Akitsugu Kawashima
   Department   School of Medicine(Tokyo Women's Medical University Hospital), School of Medicine
   Position   Associate Professor
Article types Original article
Language English
Peer review Peer reviewed
Title Incidence and predictive factors of cerebral hyperperfusion after extracranial-intracranial bypass for occlusive cerebrovascular diseases.
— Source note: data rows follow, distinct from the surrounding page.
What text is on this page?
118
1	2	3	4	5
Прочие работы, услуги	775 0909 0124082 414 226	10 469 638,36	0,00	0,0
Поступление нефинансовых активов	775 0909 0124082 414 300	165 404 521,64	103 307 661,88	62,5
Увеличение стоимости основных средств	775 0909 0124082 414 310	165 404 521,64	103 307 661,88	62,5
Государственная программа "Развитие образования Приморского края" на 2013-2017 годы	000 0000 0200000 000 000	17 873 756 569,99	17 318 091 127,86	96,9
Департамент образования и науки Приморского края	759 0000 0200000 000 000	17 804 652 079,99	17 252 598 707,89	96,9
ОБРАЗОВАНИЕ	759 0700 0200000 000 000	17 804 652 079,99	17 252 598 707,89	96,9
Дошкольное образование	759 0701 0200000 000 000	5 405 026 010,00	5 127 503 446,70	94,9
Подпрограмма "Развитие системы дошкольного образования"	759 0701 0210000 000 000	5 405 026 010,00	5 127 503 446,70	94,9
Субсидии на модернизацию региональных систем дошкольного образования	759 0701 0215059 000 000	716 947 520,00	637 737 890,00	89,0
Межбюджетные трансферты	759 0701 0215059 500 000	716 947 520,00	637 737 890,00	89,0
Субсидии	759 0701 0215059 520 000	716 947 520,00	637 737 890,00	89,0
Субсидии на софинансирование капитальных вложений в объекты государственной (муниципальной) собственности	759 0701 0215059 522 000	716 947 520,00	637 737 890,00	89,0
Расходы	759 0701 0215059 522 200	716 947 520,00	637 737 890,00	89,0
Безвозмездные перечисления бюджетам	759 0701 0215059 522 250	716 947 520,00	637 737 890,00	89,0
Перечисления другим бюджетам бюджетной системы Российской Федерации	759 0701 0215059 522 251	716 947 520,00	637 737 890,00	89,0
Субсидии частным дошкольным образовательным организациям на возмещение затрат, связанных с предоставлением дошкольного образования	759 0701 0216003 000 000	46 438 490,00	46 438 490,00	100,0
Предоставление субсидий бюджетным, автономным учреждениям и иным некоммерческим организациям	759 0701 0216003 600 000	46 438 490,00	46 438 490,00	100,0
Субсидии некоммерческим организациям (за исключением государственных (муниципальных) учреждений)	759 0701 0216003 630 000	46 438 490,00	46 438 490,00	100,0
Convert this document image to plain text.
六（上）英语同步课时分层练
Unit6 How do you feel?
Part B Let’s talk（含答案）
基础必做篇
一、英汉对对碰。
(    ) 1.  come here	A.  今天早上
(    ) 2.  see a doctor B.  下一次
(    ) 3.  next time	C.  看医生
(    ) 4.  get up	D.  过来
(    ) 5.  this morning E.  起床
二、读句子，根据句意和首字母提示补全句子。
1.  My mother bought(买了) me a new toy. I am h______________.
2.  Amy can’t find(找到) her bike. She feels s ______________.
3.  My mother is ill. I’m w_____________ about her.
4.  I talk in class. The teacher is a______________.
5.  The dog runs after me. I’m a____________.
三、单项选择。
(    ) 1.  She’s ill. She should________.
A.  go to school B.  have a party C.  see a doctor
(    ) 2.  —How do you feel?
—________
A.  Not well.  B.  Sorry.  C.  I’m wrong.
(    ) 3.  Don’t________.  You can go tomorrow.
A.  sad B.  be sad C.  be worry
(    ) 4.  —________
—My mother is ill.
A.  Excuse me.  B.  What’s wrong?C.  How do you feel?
Journal Formal name:Neurosurgery
Abbreviation:Neurosurgery
ISSN code:15244040/0148396X
Domestic / ForeginForegin
Volume, Issue, Page 67(6),pp.1548-54; discussion 1554
Author and coauthor Yamaguchi Kohji, Kawamata Takakazu, Kawashima Akitsugu, Hori Tomokatsu, Okada Yoshikazu
Publication date 2010/12
Summary BACKGROUND:Although many studies of postoperative cerebral hyperperfusion syndrome (CHS) after carotid endarterectomy have been reported, there are few reports related to extracranial-intracranial (EC-IC) bypass for atherosclerotic occlusive cerebrovascular diseases.OBJECTIVE:To examine the incidence of cerebral hyperperfusion and CHS after EC-IC bypass and to investigate predictive factors.METHODS:Fifty consecutive patients undergoing EC-IC bypass for atherosclerotic occlusive cerebrovascular diseases were studied. Immediately after bypass surgery, resting regional cerebral blood flow was determined under continuous sedation, and postoperative hyperperfusion was evaluated according to the definitions as follows: >50% increase in regional cerebral blood flow compared with the contralateral side (method 1) and>100% increase in corrected regional cerebral blood flow compared with preoperative values (method 2). Logistic regression analysis was conducted to determine the effect of multiple variables on postoperative hyperperfusion.RESULTS:Transient symptoms of CHS were observed in 3 patients. Cerebral hyperperfusion was detected in 12 patients (24%) as defined by method 1 and in 9 patients (18%) by method 2. Postoperative hyperperfusion occurred significantly more frequently in patients with the steal phenomenon (regional cerebral vasoreactivity≤0%; P=.001 by method 1 and P=.001 by method 2) and correlated with impaired preoperative regional cerebral vasoreactivity (P<.001). Logistic regression analysis revealed that the steal phenomenon was a significant risk factor for hyperperfusion as defined by both methods 1 (P=.009) and 2 (P=.03).CONCLUSION:The incidence of cerebral blood flow-assessed postoperative hyperperfusion after EC-IC bypass for atherosclerotic occlusive cerebrovascular diseases was not rare. Post EC-IC bypass CHS could be reduced by continuous, strict blood pressure control under sedation.